Using Amazon ECS managed instance draining

You enable managed instance draining when you create or update your Auto Scaling group capacity providers using the Amazon ECS console and AWS CLI.

Note

Managed instance draining is enabled by default when you create a capacity provider.

The following are examples using the AWS CLI for creating a capacity provider with managed instance draining enabled and enabling managed instance draining for a cluster's existing capacity provider.

Create a capacity provider with managed instance draining enabled

To create a capacity provider with managed instance draining enabled, use the create-capacity-provider command.

aws ecs create-capacity-provider \ --name capacity-provider \ --auto-scaling-group-provider '{ "autoScalingGroupArn": "asg-arn", "managedScaling": { "status": "ENABLED", "targetCapacity": 100, "minimumScalingStepSize": 1, "maximumScalingStepSize": 1 }, "managedDraining": "ENABLED", "managedTerminationProtection": "ENABLED", }'

Response:

{ "capacityProvider": { "capacityProviderArn": "capacity-provider-arn", "name": "capacity-provider", "status": "ACTIVE", "autoScalingGroupProvider": { "autoScalingGroupArn": "asg-arn", "managedScaling": { "status": "ENABLED", "targetCapacity": 100, "minimumScalingStepSize": 1, "maximumScalingStepSize": 1 }, "managedTerminationProtection": "ENABLED" "managedDraining": "ENABLED" } } }
Enable managed instance draining for a cluster's existing capacity provider

Enable managed instance draining for a cluster's existing capacity provider uses the update-capacity-provider command. You see that managedDraining currently says DISABLED and updateStatus says UPDATE_IN_PROGRESS.

aws ecs update-capacity-provider \ --name cp-draining \ --auto-scaling-group-provider '{ "managedDraining": "ENABLED" }

Response:

{ "capacityProvider": { "capacityProviderArn": "cp-draining-arn", "name": "cp-draining", "status": "ACTIVE", "autoScalingGroupProvider": { "autoScalingGroupArn": "asg-draining-arn", "managedScaling": { "status": "ENABLED", "targetCapacity": 100, "minimumScalingStepSize": 1, "maximumScalingStepSize": 1, "instanceWarmupPeriod": 300 }, "managedTerminationProtection": "DISABLED", "managedDraining": "DISABLED" // before update }, "updateStatus": "UPDATE_IN_PROGRESS", // in progress and need describe again to find out the result "tags": [ ] } }

Use the describe-clusters command and include ATTACHMENTS. The status of the managed instance draining attachment is PRECREATED, and the overall attachmentsStatus is UPDATING.
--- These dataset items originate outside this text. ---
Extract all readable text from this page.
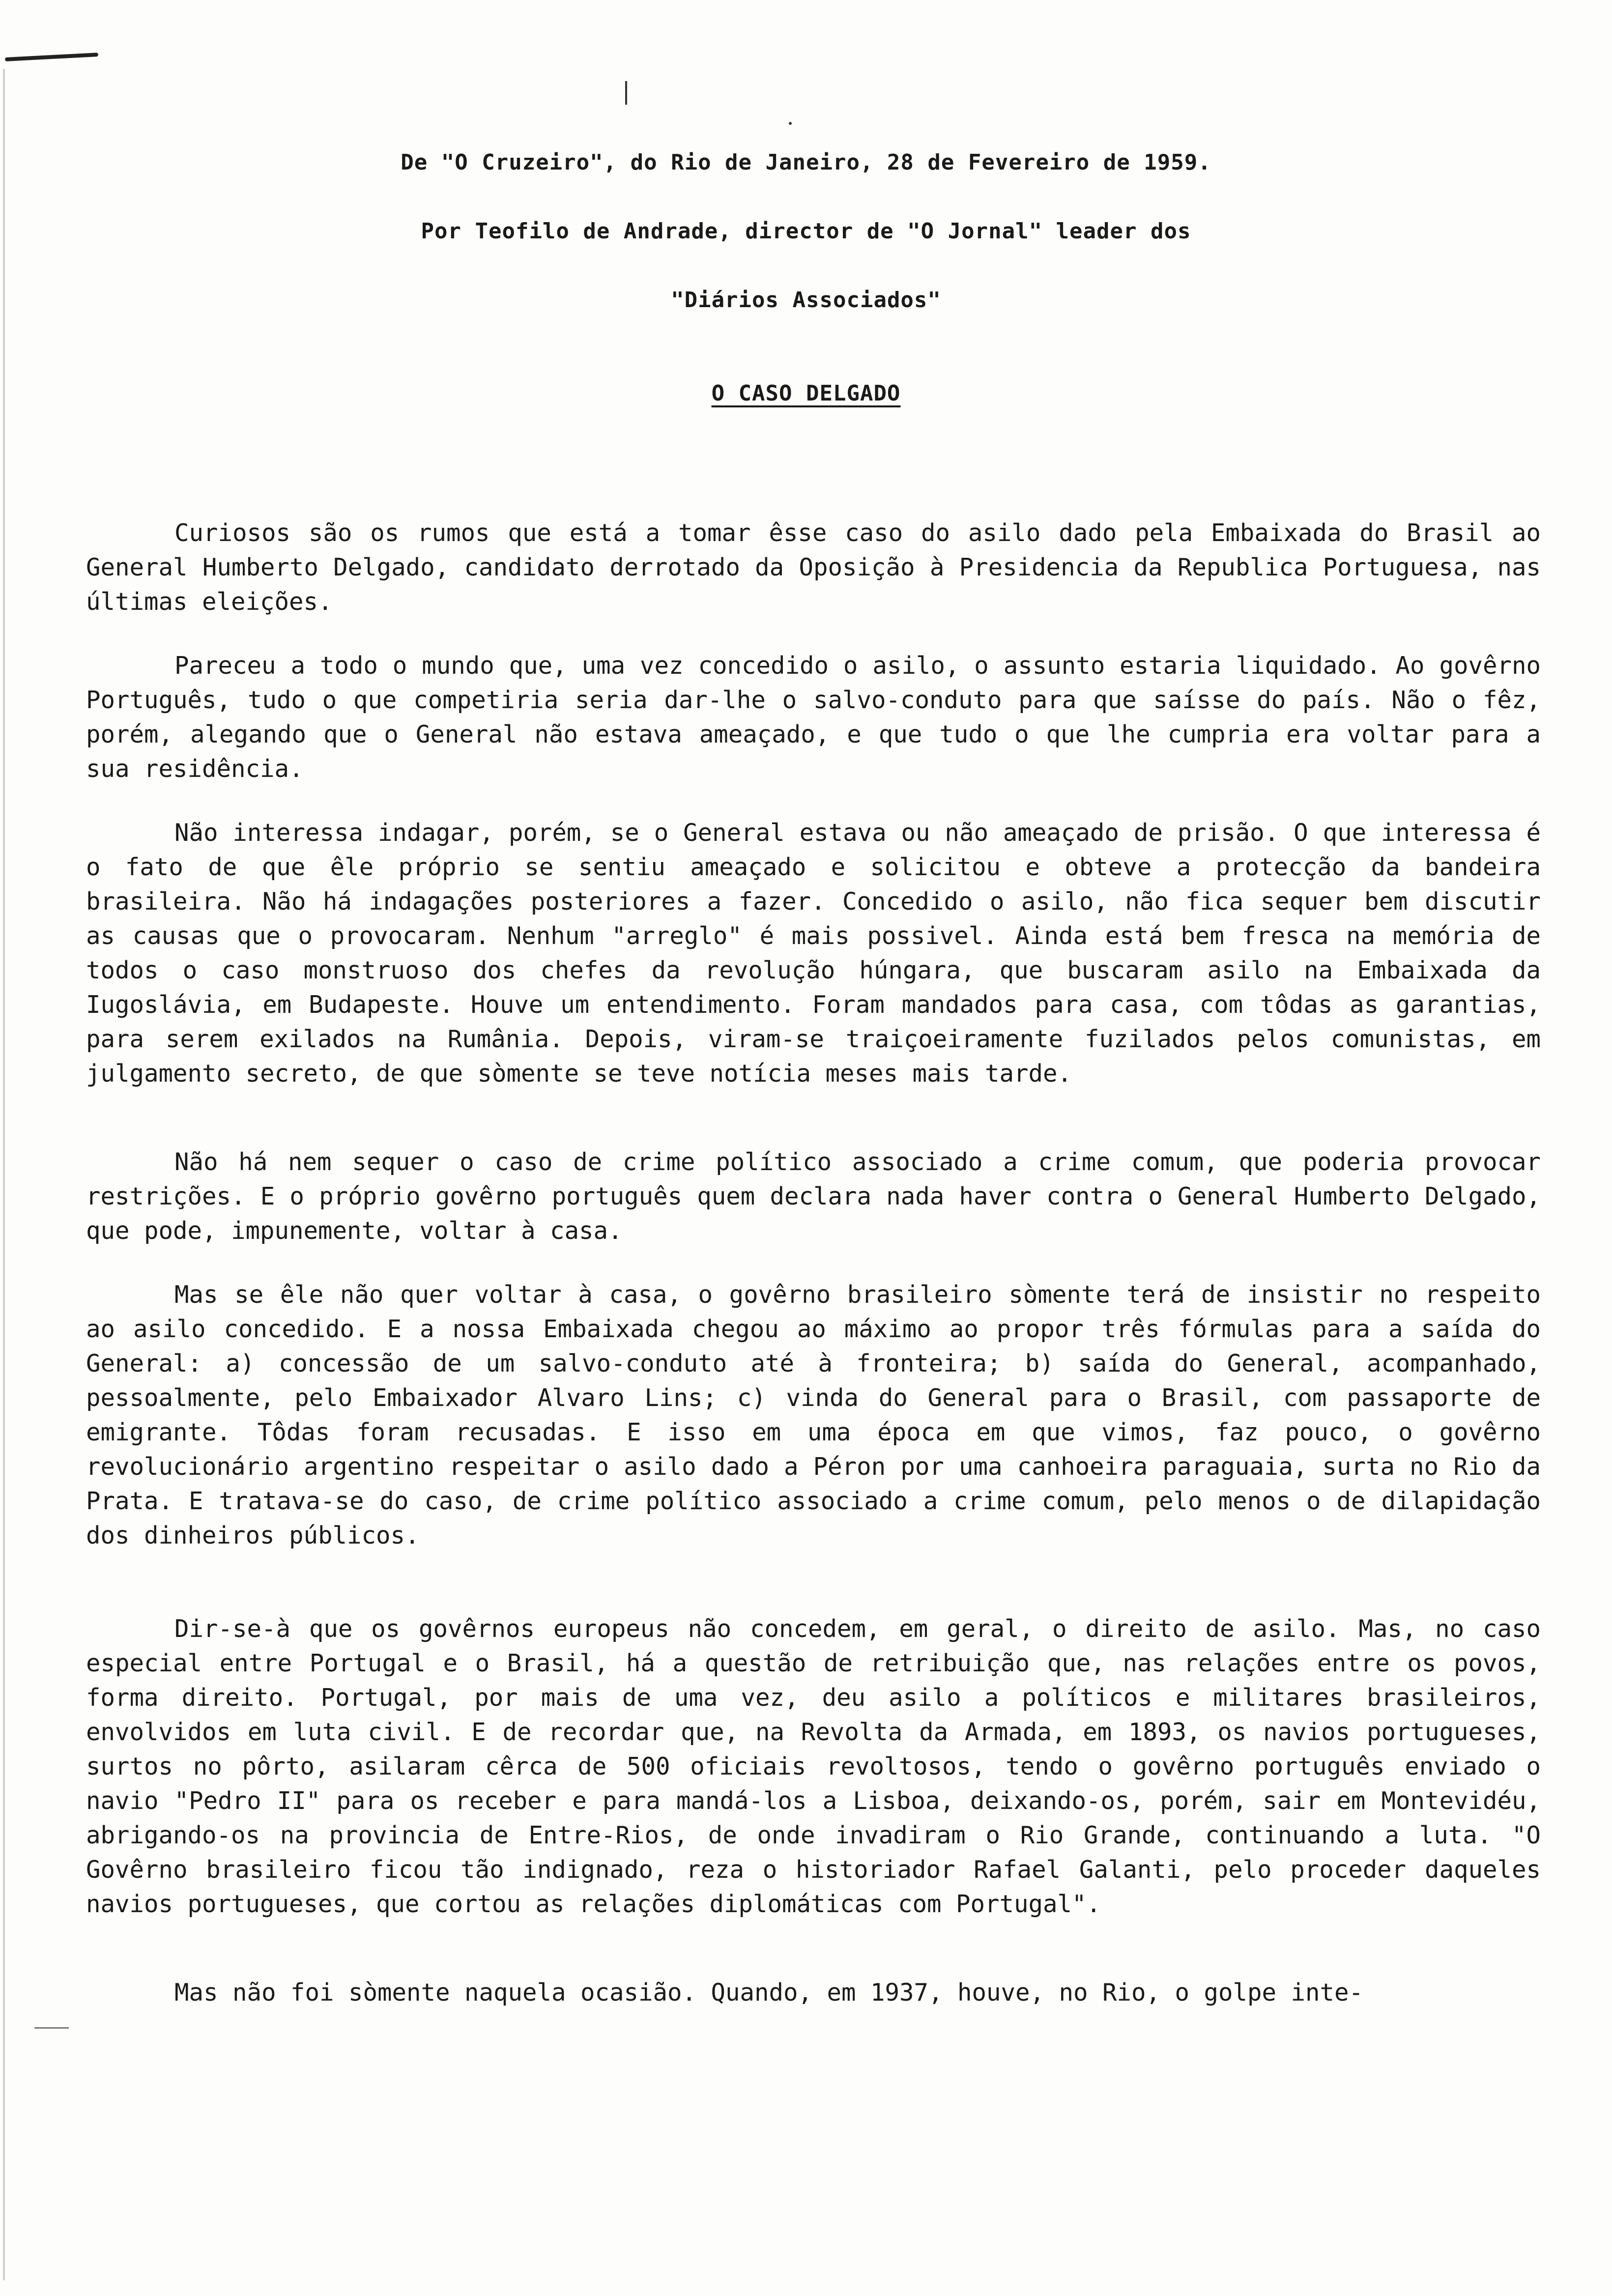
De "O Cruzeiro", do Rio de Janeiro, 28 de Fevereiro de 1959.
Por Teofilo de Andrade, director de "O Jornal" leader dos
"Diários Associados"
O CASO DELGADO

Curiosos são os rumos que está a tomar êsse caso do asilo dado pela Embaixada do Brasil ao General Humberto Delgado, candidato derrotado da Oposição à Presidencia da Republica Portuguesa, nas últimas eleições.

Pareceu a todo o mundo que, uma vez concedido o asilo, o assunto estaria liquidado. Ao govêrno Português, tudo o que competiria seria dar-lhe o salvo-conduto para que saísse do país. Não o fêz, porém, alegando que o General não estava ameaçado, e que tudo o que lhe cumpria era voltar para a sua residência.

Não interessa indagar, porém, se o General estava ou não ameaçado de prisão. O que interessa é o fato de que êle próprio se sentiu ameaçado e solicitou e obteve a protecção da bandeira brasileira. Não há indagações posteriores a fazer. Concedido o asilo, não fica sequer bem discutir as causas que o provocaram. Nenhum "arreglo" é mais possivel. Ainda está bem fresca na memória de todos o caso monstruoso dos chefes da revolução húngara, que buscaram asilo na Embaixada da Iugoslávia, em Budapeste. Houve um entendimento. Foram mandados para casa, com tôdas as garantias, para serem exilados na Rumânia. Depois, viram-se traiçoeiramente fuzilados pelos comunistas, em julgamento secreto, de que sòmente se teve notícia meses mais tarde.

Não há nem sequer o caso de crime político associado a crime comum, que poderia provocar restrições. E o próprio govêrno português quem declara nada haver contra o General Humberto Delgado, que pode, impunemente, voltar à casa.

Mas se êle não quer voltar à casa, o govêrno brasileiro sòmente terá de insistir no respeito ao asilo concedido. E a nossa Embaixada chegou ao máximo ao propor três fórmulas para a saída do General: a) concessão de um salvo-conduto até à fronteira; b) saída do General, acompanhado, pessoalmente, pelo Embaixador Alvaro Lins; c) vinda do General para o Brasil, com passaporte de emigrante. Tôdas foram recusadas. E isso em uma época em que vimos, faz pouco, o govêrno revolucionário argentino respeitar o asilo dado a Péron por uma canhoeira paraguaia, surta no Rio da Prata. E tratava-se do caso, de crime político associado a crime comum, pelo menos o de dilapidação dos dinheiros públicos.

Dir-se-à que os govêrnos europeus não concedem, em geral, o direito de asilo. Mas, no caso especial entre Portugal e o Brasil, há a questão de retribuição que, nas relações entre os povos, forma direito. Portugal, por mais de uma vez, deu asilo a políticos e militares brasileiros, envolvidos em luta civil. E de recordar que, na Revolta da Armada, em 1893, os navios portugueses, surtos no pôrto, asilaram cêrca de 500 oficiais revoltosos, tendo o govêrno português enviado o navio "Pedro II" para os receber e para mandá-los a Lisboa, deixando-os, porém, sair em Montevidéu, abrigando-os na provincia de Entre-Rios, de onde invadiram o Rio Grande, continuando a luta. "O Govêrno brasileiro ficou tão indignado, reza o historiador Rafael Galanti, pelo proceder daqueles navios portugueses, que cortou as relações diplomáticas com Portugal".

Mas não foi sòmente naquela ocasião. Quando, em 1937, houve, no Rio, o golpe inte-
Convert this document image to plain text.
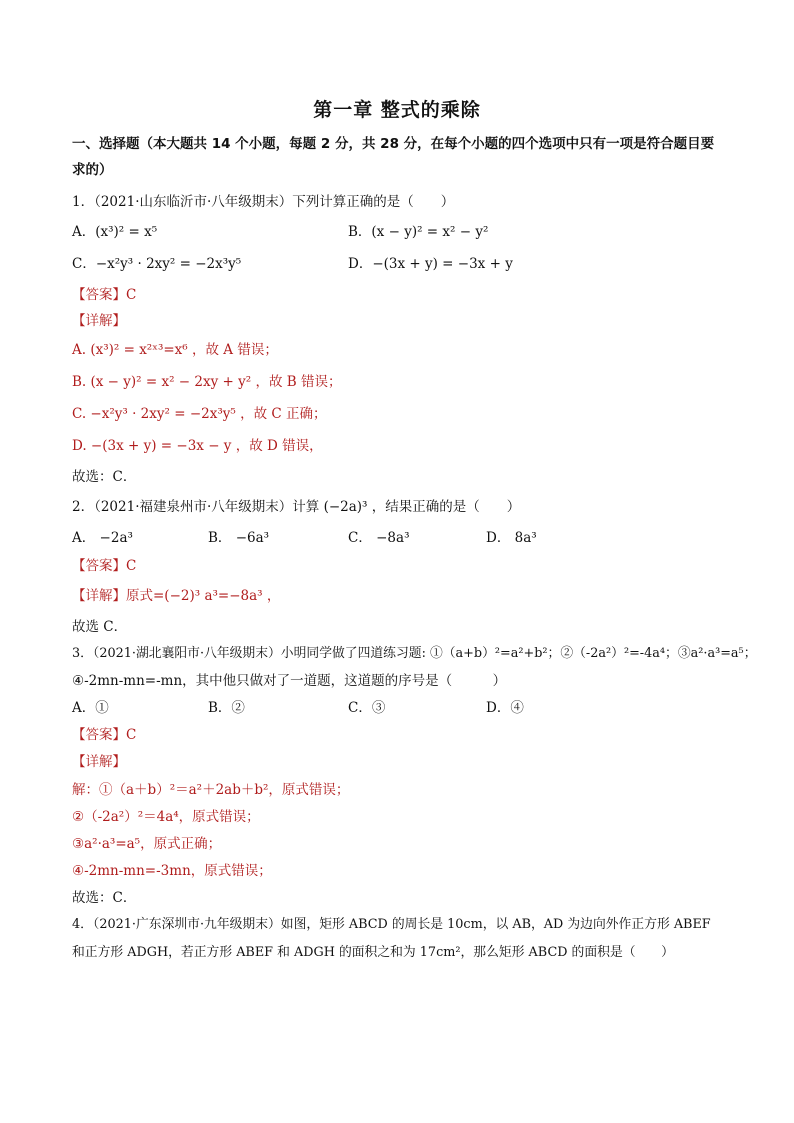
第一章 整式的乘除
一、选择题（本大题共 14 个小题，每题 2 分，共 28 分，在每个小题的四个选项中只有一项是符合题目要
求的）
1．（2021·山东临沂市·八年级期末）下列计算正确的是（　　）
A．(x³)² = x⁵	B．(x − y)² = x² − y²
C．−x²y³ · 2xy² = −2x³y⁵	D．−(3x + y) = −3x + y
【答案】C
【详解】
A. (x³)² = x²ˣ³=x⁶ ，故 A 错误；
B. (x − y)² = x² − 2xy + y² ，故 B 错误；
C. −x²y³ · 2xy² = −2x³y⁵ ，故 C 正确；
D. −(3x + y) = −3x − y ，故 D 错误，
故选：C．
2．（2021·福建泉州市·八年级期末）计算 (−2a)³ ，结果正确的是（　　）
A． −2a³	B． −6a³	C． −8a³	D． 8a³
【答案】C
【详解】原式=(−2)³ a³=−8a³ ，
故选 C．
3．（2021·湖北襄阳市·八年级期末）小明同学做了四道练习题: ①（a+b）²=a²+b²；②（-2a²）²=-4a⁴；③a²·a³=a⁵；
④-2mn-mn=-mn，其中他只做对了一道题，这道题的序号是（　　　）
A．①	B．②	C．③	D．④
【答案】C
【详解】
解：①（a＋b）²＝a²＋2ab＋b²，原式错误；
②（-2a²）²＝4a⁴，原式错误；
③a²·a³=a⁵，原式正确；
④-2mn-mn=-3mn，原式错误；
故选：C．
4．（2021·广东深圳市·九年级期末）如图，矩形 ABCD 的周长是 10cm，以 AB，AD 为边向外作正方形 ABEF
和正方形 ADGH，若正方形 ABEF 和 ADGH 的面积之和为 17cm²，那么矩形 ABCD 的面积是（　　）
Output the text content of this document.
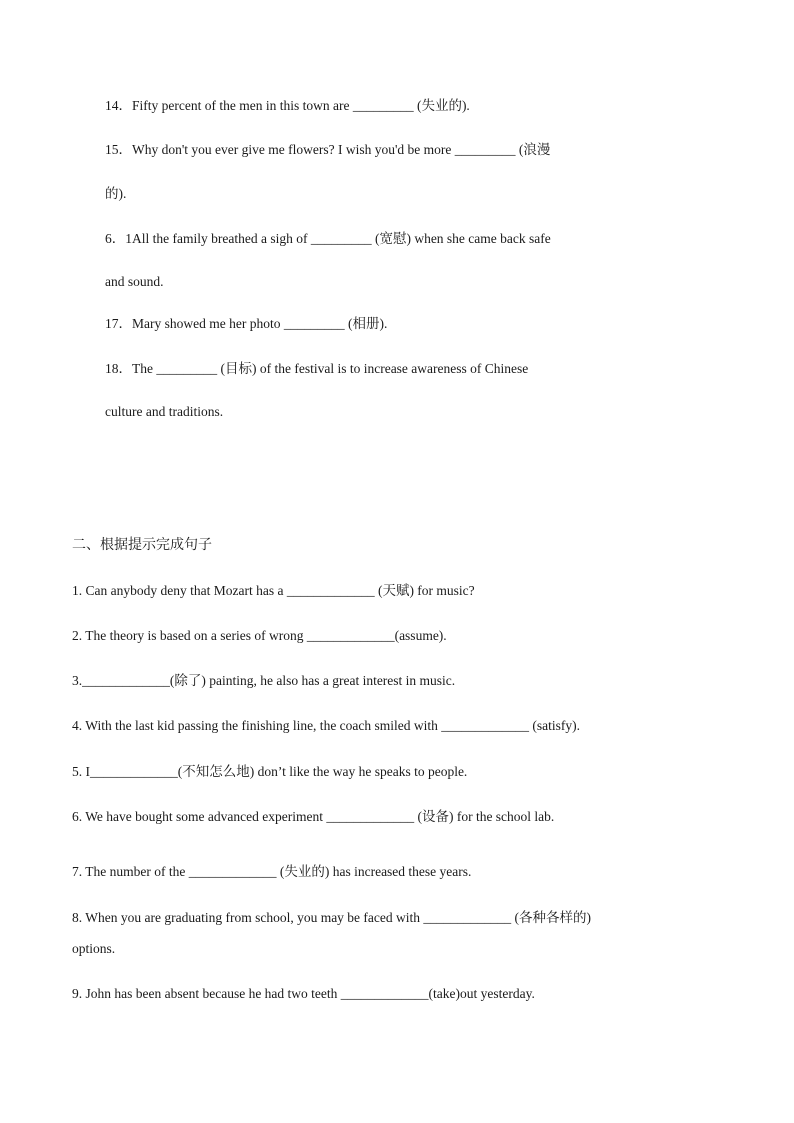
14．Fifty percent of the men in this town are _________ (失业的).
15．Why don't you ever give me flowers? I wish you'd be more _________ (浪漫
的).
6．1All the family breathed a sigh of _________ (宽慰) when she came back safe
and sound.
17．Mary showed me her photo _________ (相册).
18．The _________ (目标) of the festival is to increase awareness of Chinese
culture and traditions.
二、根据提示完成句子
1. Can anybody deny that Mozart has a _____________ (天赋) for music?
2. The theory is based on a series of wrong _____________(assume).
3._____________(除了) painting, he also has a great interest in music.
4. With the last kid passing the finishing line, the coach smiled with _____________ (satisfy).
5. I_____________(不知怎么地) don’t like the way he speaks to people.
6. We have bought some advanced experiment _____________ (设备) for the school lab.
7. The number of the _____________ (失业的) has increased these years.
8. When you are graduating from school, you may be faced with _____________ (各种各样的)
options.
9. John has been absent because he had two teeth _____________(take)out yesterday.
aws ecs describe-clusters --clusters cluster-name --include ATTACHMENTS

Response:

{ "clusters": [ { ... "capacityProviders": [ "cp-draining" ], "defaultCapacityProviderStrategy": [], "attachments": [ # new precreated managed draining attachment { "id": "a1b2c3d4-5678-90ab-cdef-EXAMPLE11111", "type": "managed_draining", "status": "PRECREATED", "details": [ { "name": "capacityProviderName", "value": "cp-draining" }, { "name": "autoScalingLifecycleHookName", "value": "ecs-managed-draining-termination-hook" } ] }, ... ], "attachmentsStatus": "UPDATING" } ], "failures": [] }

When the update is finished, use describe-capacity-providers, and you see managedDraining is now ENABLED.

aws ecs describe-capacity-providers --capacity-providers cp-draining

Response:

{ "capacityProviders": [ { "capacityProviderArn": "cp-draining-arn", "name": "cp-draining", "status": "ACTIVE", "autoScalingGroupProvider": { "autoScalingGroupArn": "asg-draning-arn", "managedScaling": { "status": "ENABLED", "targetCapacity": 100, "minimumScalingStepSize": 1, "maximumScalingStepSize": 1, "instanceWarmupPeriod": 300 }, "managedTerminationProtection": "DISABLED", "managedDraining": "ENABLED" // successfully update }, "updateStatus": "UPDATE_COMPLETE", "tags": [] } ] }